The memories of his childhood have now reappeared in a book, “The Paper Boy.”
Elmer Lee “Sonny” Allen Jr. grew up in Clemmons, delivered the old Winston-Salem Sentinel by bike on a route that included about 60 homes along U.S. 158 and Middlebrook Drive. He remembers swimming naked in Muddy Creek in summers, fishing at Idols Dam with his father and attending the youth programs at First Baptist Church. His childhood home still stands on Clemmons Road near Cimmaron Restaurant.
In many ways, his childhood is the storybook classic of the World War II era.
He is a Clemmons High Class of 1949 graduate. He later graduated from Catawba College, met his bride there and settled down in Salisbury, eventually becoming mayor. He still has many relatives in Clemmons, including the editor of The Courier.
It is no accident that the newspaper delivery boy in his book is named “Elmer Sparks.” The author and the editor share many of the relatives thinly disguised in the book.
Names have been changed to protect the guilty. Even Clemmons has been rechristened “Bodenheimer.”
Allen was born in 1931 during the Hoover administration to the late Elmer and Mamie Allen. After finishing at Catawba, he served in the Army 1953-55 and then began a long career as a banker and mortgage business owner.
His book begins on Pearl Harbor Day and ends on V-J Day, and the paper boy, Elmer Sparks, relates tales and experiences he had with the people on his newspaper route.
“Every afternoon as he made his rounds he heard stories,” Allen relates.
There’s an assortment of characters — FatDad and PoreMama and son Calvin who makes liquor; Mozelle Scott, an old black lady born during the “Silver War;” the Rev. Martin Luther Rumple, predictably a Lutheran preacher, the Doty family, the Barbers and the German POW Oskar Behkner.
The book borrows liberally from real events of Allen’s youth.

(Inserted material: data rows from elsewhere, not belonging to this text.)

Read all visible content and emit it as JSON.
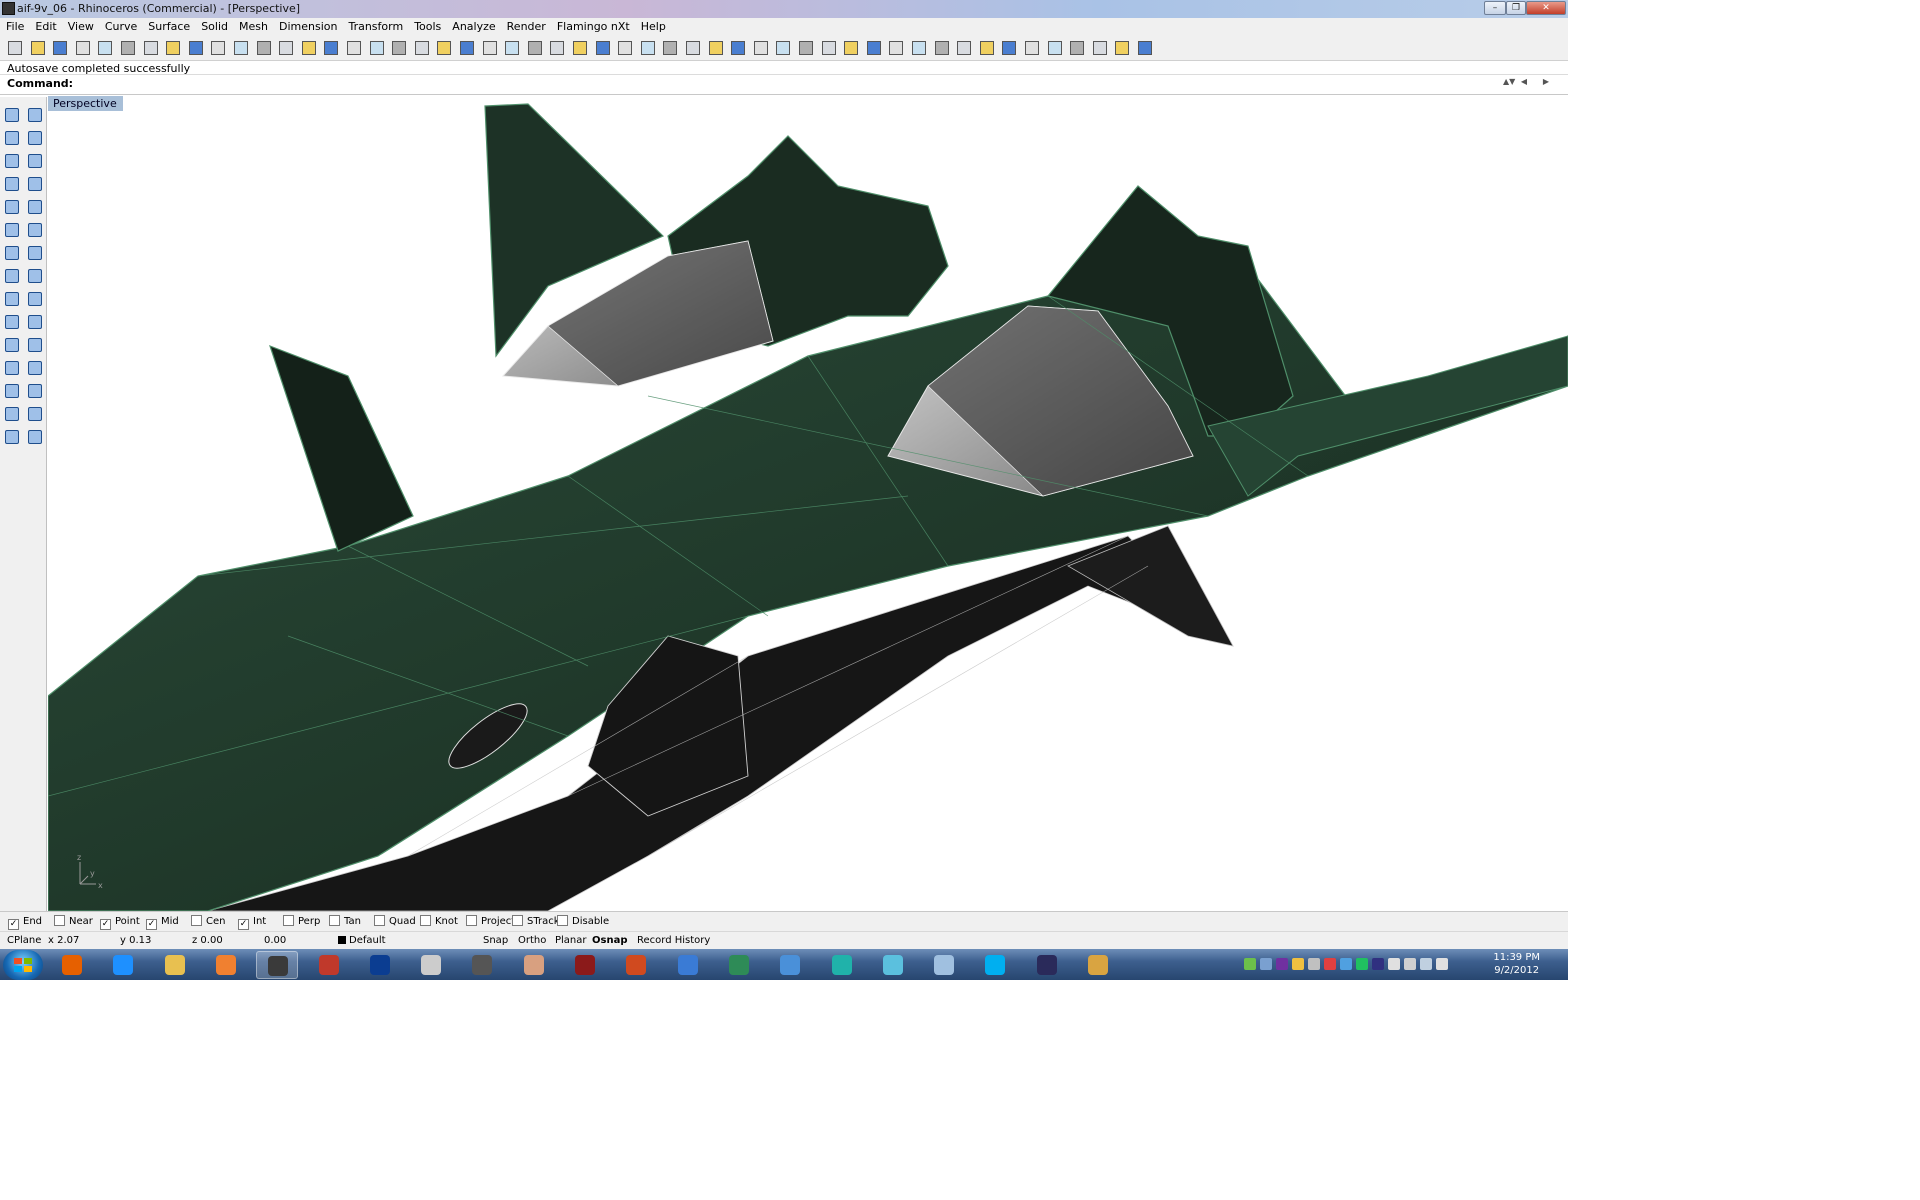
{
  "window": {
    "title": "aif-9v_06 - Rhinoceros (Commercial) - [Perspective]"
  },
  "menu": [
    "File",
    "Edit",
    "View",
    "Curve",
    "Surface",
    "Solid",
    "Mesh",
    "Dimension",
    "Transform",
    "Tools",
    "Analyze",
    "Render",
    "Flamingo nXt",
    "Help"
  ],
  "toolbar": {
    "icons": [
      "new-icon",
      "open-icon",
      "save-icon",
      "print-icon",
      "import-icon",
      "cut-icon",
      "copy-icon",
      "paste-icon",
      "undo-icon",
      "pan-icon",
      "rotate-view-icon",
      "zoom-icon",
      "zoom-window-icon",
      "zoom-extents-icon",
      "zoom-selected-icon",
      "rotate-icon",
      "four-views-icon",
      "car-icon",
      "car-hidden-icon",
      "named-cplane-icon",
      "points-icon",
      "light-icon",
      "lock-icon",
      "layer-icon",
      "color-wheel-icon",
      "wireframe-sphere-icon",
      "shaded-sphere-icon",
      "rendered-sphere-icon",
      "pointer-icon",
      "gear-icon",
      "dimension-icon",
      "help-icon",
      "box-icon",
      "cplane-icon",
      "grip-icon",
      "block-icon",
      "grid-icon",
      "snap-icon",
      "curve-tool-icon",
      "mesh-icon",
      "analysis-icon",
      "surface-tool-icon",
      "loft-icon",
      "patch-icon",
      "split-icon",
      "trim-icon",
      "extend-icon",
      "network-icon",
      "sweep-icon",
      "blend-icon",
      "render-window-icon"
    ]
  },
  "command": {
    "history": "Autosave completed successfully",
    "label": "Command:",
    "value": ""
  },
  "viewport": {
    "name": "Perspective",
    "axis_labels": {
      "z": "z",
      "y": "y",
      "x": "x"
    },
    "model_colors": {
      "hull": "#1f3a2c",
      "edges": "#4f8f6a",
      "dark": "#1a1a1a",
      "glass": "#bcbcbc"
    }
  },
  "left_tools": [
    "select-icon",
    "point-icon",
    "polyline-icon",
    "curve-icon",
    "circle-icon",
    "ellipse-icon",
    "arc-icon",
    "rectangle-icon",
    "polygon-icon",
    "fillet-icon",
    "surface-icon",
    "revolve-icon",
    "box-solid-icon",
    "boolean-icon",
    "cylinder-icon",
    "extrude-icon",
    "explode-icon",
    "explode-solid-icon",
    "trim-tool-icon",
    "split-tool-icon",
    "join-icon",
    "fillet-edge-icon",
    "curve-from-object-icon",
    "offset-icon",
    "text-icon",
    "scale-icon",
    "array-icon",
    "transform-icon",
    "solid-tools-icon",
    "dimension-tool-icon"
  ],
  "osnaps": [
    {
      "label": "End",
      "checked": true
    },
    {
      "label": "Near",
      "checked": false
    },
    {
      "label": "Point",
      "checked": true
    },
    {
      "label": "Mid",
      "checked": true
    },
    {
      "label": "Cen",
      "checked": false
    },
    {
      "label": "Int",
      "checked": true
    },
    {
      "label": "Perp",
      "checked": false
    },
    {
      "label": "Tan",
      "checked": false
    },
    {
      "label": "Quad",
      "checked": false
    },
    {
      "label": "Knot",
      "checked": false
    },
    {
      "label": "Project",
      "checked": false
    },
    {
      "label": "STrack",
      "checked": false
    },
    {
      "label": "Disable",
      "checked": false
    }
  ],
  "status": {
    "cplane": "CPlane",
    "x": "x 2.07",
    "y": "y 0.13",
    "z": "z 0.00",
    "dist": "0.00",
    "layer": "Default",
    "snap": "Snap",
    "ortho": "Ortho",
    "planar": "Planar",
    "osnap": "Osnap",
    "record_history": "Record History"
  },
  "taskbar": {
    "apps": [
      "firefox-icon",
      "internet-explorer-icon",
      "folder-icon",
      "media-player-icon",
      "rhino-icon",
      "sketchup-icon",
      "photoshop-icon",
      "zbrush-icon",
      "blender-icon",
      "hand-icon",
      "security-icon",
      "powerpoint-icon",
      "file-transfer-icon",
      "map-icon",
      "group-icon",
      "app-icon",
      "chart-icon",
      "calculator-icon",
      "skype-icon",
      "video-icon",
      "archive-icon"
    ],
    "time": "11:39 PM",
    "date": "9/2/2012"
  }
}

“Remember when it was a big deal to call ‘long distance’ on the phone?” Allen notes.
This is his first book. He has had signings in Salisbury and now plans to have one in Clemmons on Dec. 11 at 3 p.m. at Cherry’s Cafe, 6000 Meadowbrook Mall.
He has also planned readings at various retirement homes and has found that many of his childhood experiences mirror those of other people from his generation.
“It was a most pleasant time,” he recalled.
His book has no rapes, no murders, no mayhem. One fellow dies in a car crash. He has taken artistic license in a number of places. A renamed Cooleemee Plantation has been moved up the Yadkin. Many familiar names and places are sprinkled throughout the book.
“I had the best time,” Allen said of writing the book. “I worked at night. I would laugh for awhile and cry for awhile. I became that boy.”
He said the unpolished language of his youth still lingers in his memory. “It was sort of basic and down home.”